Until last year, NASA spent about $4 million a year to track near-Earth objects, or NEOs, and Johnson said the program "has accomplished quite a bit in the relatively short time that it's been in existence." About 95 percent of the potentially threatening asteroids bigger than a kilometer (half-mile) wide have been detected. However, now NASA is working on charting the asteroids down to a width of 100 meters (330 feet). To fund that more difficult task, the annual funding level for NEO research was raised to $20 million a year.
NASA is using that money to beef up its capabilities for spotting smaller asteroids, through programs such as the Asteroid Terrestrial-impact Last Alert System, or ATLAS, which is due to get $5 million over the next five years. Less than a million dollars a year is going toward studies aimed at figuring out what to do if a threatening asteroid is found, Johnson said. After all, you have to identify the risky rocks before you can do anything about them. The potential strategies range from diverting it gently with the aid of gravity tractors or space paintball guns, to blasting it with nukes, Bruce Willis-style.

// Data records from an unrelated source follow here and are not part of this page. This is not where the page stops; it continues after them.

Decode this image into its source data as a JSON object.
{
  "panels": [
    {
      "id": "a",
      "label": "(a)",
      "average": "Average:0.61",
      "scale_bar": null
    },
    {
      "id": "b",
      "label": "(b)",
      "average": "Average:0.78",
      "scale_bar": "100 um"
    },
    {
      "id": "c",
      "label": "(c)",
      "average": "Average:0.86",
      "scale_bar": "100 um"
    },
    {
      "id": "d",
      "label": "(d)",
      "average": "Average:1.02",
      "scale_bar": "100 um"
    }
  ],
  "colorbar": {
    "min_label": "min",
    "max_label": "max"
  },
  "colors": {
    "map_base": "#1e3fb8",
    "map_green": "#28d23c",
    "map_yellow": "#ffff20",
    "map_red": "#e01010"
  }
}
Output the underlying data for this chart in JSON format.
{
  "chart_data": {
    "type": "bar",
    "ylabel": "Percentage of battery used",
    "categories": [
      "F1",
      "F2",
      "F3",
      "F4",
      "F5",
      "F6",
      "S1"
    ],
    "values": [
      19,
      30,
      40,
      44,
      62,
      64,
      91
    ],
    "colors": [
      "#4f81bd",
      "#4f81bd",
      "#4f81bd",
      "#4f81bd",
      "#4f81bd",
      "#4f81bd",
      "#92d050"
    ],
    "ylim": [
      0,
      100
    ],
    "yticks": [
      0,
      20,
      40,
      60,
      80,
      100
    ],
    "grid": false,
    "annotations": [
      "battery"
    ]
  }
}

"It really depends on the scenario that we'd be faced with," Johnson said. "It depends on how big the object is. It depends on how long we have to do something about it. And if we do the search-and-detection job right, we will find a potential hazard many years if not decades before it becomes an immediate threat. There may be technologies available at that time that we never thought about. I don't get too worked up about trying to find an immediate technology that we've got to have right now to do that. Our focus is to find them as early as we can, and have the maximum amount of time to do something about it."
Update for 7:30 p.m. ET Feb. 26: Looking for a practical tip? The large majority of the people injured by the meteor blast were hurt by flying glass, which led Johnson to give this advice during a Vienna news conference: "When you see a white flash and a large trail in the sky, it's probably not a good time to stand at the window and look at it, because it may be a blast coming."
Update for 8:15 p.m. ET Feb. 26: As reported in Technology Review's Physics arXiv Blog, Colombian researchers used video from dashboard cameras and other sources to reconstruct the orbital path of the Russian meteor — and they classified it as an Apollo asteroid, a type of space rock whose path crosses Earth's orbit. That's consistent with NASA's analysis, which said the asteroid traced an orbit that ranged between the main asteroid belt and the region of outer space inside Earth's orbit.
"The preliminary orbit indicates it takes about 2.1 years to go around the sun once ... so this thing was out at its farthest distance from the sun roughly a year ago," Bill Cooke, head of the Meteoroid Environments Office at NASA's Marshall Space Flight Center, told reporters during a Feb. 15 teleconference.
The space rock was on its way back out toward the main asteroid belt, coming from Earth's sunward side, when it entered the atmosphere and blew up. That's why it wasn't possible to predict the impact in advance: At a width of 55 feet, the object was too small to show up in traditional sky surveys, and it would have been lost in the sun's glare during its final approach.
So far, searchers have recovered just bits and pieces of the shattered space boulder. "The largest I've heard is a kilogram and a half," or about three pounds, Johnson told NBC News.
NASA budgeted $20 million dollars last year to look for objects that may hit the earth, but some scientists say more money should be spent on detection and ways to avoid a possible collision. NBC's Michelle Franzen reports.
More about asteroids:
- How about blasting 'em with lasers?
- How to 'hear' the Russian meteor
- Asteroids vs. comets: Threats compared
- NBCNews.com archive on asteroids
Alan Boyle is NBCNews.com's science editor. Connect with the Cosmic Log community by "liking" the log's Facebook page, following @b0yle on Twitter and adding the Cosmic Log page to your Google+ presence. To keep up with Cosmic Log as well as NBCNews.com's other stories about science and space, sign up for the Tech & Science newsletter, delivered to your email in-box every weekday. You can also check out "The Case for Pluto," my book about the controversial dwarf planet and the search for new worlds.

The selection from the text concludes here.